> That will just raise the market price, scalpers will keep scalping and overall sales will decline.
This is not true. Market price will not go up arbitrarily. Scalpers will not keep scalping if the retail price is greater than what they can sell it for, which will happen at some point.
> This is not true. Market price will not go up arbitrarily. Scalpers will not keep scalping if the retail price is greater than what they can sell it for, which will happen at some point.
How are you using such confident language on what the scalpers in this space will or will not do base on ... what looks like Econ 101 supply / demand curves? Do you have some expertise you're not including as context here?

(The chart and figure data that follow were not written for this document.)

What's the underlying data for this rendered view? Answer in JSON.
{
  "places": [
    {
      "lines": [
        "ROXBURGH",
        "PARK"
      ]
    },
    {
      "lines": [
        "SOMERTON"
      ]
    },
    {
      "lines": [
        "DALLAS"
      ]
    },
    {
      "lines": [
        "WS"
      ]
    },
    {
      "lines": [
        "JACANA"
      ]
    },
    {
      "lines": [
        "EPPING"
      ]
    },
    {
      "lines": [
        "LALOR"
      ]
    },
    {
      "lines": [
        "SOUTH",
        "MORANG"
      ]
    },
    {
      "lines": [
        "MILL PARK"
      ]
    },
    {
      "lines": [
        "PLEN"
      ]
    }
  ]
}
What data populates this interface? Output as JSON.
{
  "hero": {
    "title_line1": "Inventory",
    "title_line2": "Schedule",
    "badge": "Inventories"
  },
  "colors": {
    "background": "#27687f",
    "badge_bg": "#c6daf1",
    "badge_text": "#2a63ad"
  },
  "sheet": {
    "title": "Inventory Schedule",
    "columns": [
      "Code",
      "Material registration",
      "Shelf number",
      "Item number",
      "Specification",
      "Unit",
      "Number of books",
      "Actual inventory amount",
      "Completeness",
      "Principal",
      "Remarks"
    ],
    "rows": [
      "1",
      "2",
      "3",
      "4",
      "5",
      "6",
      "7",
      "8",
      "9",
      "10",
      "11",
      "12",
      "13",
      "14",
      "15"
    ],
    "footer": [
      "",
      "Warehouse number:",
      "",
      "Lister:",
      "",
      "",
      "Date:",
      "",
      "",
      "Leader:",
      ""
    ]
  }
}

Yeah this a fair point, I’m coming off way too confident on a complicated topic. I’d revise my comment to say:
I think this is not true, which can be seen if you make 2 basic assumptions: 1. Scalpers want to make money and 2. There is a max price people are willing to pay for shoes. Then there will be some price Nike can set which will cause scalpers to leave the market.

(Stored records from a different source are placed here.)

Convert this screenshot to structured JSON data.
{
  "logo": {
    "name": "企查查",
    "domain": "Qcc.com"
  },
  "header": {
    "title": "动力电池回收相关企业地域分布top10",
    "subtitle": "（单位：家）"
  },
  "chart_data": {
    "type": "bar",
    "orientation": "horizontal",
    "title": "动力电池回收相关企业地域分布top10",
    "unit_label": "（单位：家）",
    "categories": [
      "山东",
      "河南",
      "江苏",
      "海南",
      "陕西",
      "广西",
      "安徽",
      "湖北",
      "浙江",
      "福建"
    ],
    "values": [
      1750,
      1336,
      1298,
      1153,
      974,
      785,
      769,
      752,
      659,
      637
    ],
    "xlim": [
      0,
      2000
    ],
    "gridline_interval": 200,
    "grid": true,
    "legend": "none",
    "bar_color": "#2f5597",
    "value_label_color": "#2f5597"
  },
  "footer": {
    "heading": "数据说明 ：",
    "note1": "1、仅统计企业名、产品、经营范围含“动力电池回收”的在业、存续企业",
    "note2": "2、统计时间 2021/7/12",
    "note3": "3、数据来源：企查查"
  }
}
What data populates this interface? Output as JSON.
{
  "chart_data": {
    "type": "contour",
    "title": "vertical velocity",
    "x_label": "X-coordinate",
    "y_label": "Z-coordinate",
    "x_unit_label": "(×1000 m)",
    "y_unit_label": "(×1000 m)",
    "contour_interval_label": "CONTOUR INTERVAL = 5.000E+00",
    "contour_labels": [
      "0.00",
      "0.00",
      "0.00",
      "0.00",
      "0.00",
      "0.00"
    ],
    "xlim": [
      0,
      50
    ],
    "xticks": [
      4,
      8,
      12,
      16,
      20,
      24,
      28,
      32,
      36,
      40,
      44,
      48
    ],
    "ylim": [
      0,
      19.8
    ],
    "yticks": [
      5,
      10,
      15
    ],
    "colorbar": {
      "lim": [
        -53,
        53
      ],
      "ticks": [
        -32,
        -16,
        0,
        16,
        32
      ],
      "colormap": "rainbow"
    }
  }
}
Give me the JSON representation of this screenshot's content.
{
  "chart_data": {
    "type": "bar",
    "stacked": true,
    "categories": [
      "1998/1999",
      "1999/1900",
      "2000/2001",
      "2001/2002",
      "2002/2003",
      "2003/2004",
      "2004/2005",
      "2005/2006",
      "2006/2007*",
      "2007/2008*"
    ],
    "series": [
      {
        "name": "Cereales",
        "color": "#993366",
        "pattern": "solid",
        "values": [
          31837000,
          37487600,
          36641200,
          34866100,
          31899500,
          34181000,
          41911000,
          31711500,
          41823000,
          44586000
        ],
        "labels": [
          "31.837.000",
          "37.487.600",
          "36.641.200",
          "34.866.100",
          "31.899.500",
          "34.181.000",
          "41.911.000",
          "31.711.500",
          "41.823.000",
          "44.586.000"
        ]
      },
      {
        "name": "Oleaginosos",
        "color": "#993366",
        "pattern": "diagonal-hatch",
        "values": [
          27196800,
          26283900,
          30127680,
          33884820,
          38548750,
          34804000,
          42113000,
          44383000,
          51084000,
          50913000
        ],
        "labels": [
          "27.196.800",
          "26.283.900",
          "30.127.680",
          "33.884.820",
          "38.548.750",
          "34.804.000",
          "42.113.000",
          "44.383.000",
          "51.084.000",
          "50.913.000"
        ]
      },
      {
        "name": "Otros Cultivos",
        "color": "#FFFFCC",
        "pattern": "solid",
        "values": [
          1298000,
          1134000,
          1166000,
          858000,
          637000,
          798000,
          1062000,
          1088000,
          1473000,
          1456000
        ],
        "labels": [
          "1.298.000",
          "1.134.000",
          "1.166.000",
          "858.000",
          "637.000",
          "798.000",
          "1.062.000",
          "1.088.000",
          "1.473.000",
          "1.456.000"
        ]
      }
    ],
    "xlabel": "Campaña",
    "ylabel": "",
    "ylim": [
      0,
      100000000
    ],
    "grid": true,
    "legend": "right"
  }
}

Why do you think sales will decline? The difference is who makes the profit. If Nike increases prices then profit shifts from the scalpers to Nike. The same number of shoes are sold for the same market prices.
Scalpers destroy markets by injecting excess capital in the marker and creating a false price floor. The issue with scalpers is they quite often get left holding the bag, and/or hold the product for a long period of time lessening the actual demand or excitement about the product in the first place.
From what I've seen they tend to move away from markets where there's not room to make a profit, eg no arbitrage. The gp is suggesting to find that price... Or make more.
I’m not sure what you’re talking about. In this case they’re not destroying anything, they’re simply performing arbitrage because of price inefficiency.